Pg. 4. Briceville shale [of Pottsville group]. Mainly bluish gray and black fine-grained shale, containing, many small beds of hard sandstone and workable coal seams. Thickness 300 feet or more. Highest formation in Loudon quadrangle. Overlies Lee conglomerate. [In type area (to northeast of Loudon quadrangle) the formation is overlain by Wartburg sandstone, according to USGS folio no. 33; but the formation overlying the Briceville was in 1925 named Jellico formation by L.C. Glenn, and Wartburg sandstone was restricted to a sandstone near middle of Briceville shale, which, according to Glenn, is the sandstone, exposed at Wartburg. These changes of definitions have not been considered by the USGS for its publications.] Age is Pennsylvanian.
[Named from occurrence at Briceville, Anderson Co., eastern TN.]
Source: US geologic names lexicon (USGS Bull. 896, p. 261-262).
Pg. 16. Gave thickness of Briceville formation as 550 to 825 feet, and stated it is now known that there are at least 200 and probably 300 or even more feet of shales belonging to this formation beneath drainage level is Briceville-Coal Creek region, and that 85 percent of formation is shale. Age is Pennsylvanian.
Source: US geologic names lexicon (USGS Bull. 896, p. 261-262).

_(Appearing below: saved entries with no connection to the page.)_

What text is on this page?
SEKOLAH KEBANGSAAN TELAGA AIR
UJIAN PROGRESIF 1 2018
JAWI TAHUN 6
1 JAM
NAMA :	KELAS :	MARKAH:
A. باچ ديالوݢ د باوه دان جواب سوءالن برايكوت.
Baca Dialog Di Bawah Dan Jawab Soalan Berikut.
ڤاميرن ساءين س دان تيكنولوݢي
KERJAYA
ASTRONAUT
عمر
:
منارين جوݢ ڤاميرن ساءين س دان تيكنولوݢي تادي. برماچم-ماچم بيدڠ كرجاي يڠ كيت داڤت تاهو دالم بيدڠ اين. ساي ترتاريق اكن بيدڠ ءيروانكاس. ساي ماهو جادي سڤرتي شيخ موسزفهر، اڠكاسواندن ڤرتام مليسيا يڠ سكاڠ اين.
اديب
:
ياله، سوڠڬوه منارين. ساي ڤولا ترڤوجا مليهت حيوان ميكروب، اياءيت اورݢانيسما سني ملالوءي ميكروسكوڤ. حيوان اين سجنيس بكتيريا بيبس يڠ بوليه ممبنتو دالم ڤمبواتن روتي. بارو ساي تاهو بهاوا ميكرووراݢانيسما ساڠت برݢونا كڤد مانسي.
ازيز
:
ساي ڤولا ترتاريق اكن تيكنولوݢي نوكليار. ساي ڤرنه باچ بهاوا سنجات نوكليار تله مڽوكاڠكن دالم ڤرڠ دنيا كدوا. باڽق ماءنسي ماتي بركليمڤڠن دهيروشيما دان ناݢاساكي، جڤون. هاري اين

Briceville Formation abandoned herein. Previously assigned to strata between Lee Group (old usage) and Jellico Formation. Was approximately equivalent to lower part of Breathitt Formation in KY, lower part of Kanawha Formation in WV, and part of Wise Formation in VA; questionably equivalent to Gladeville Sandstone and upper part of Norton Formation in VA. Strata are now assigned to lower part of Slatestone Formation in TN (Wilson and others, 1956; Hardeman and others, 1966).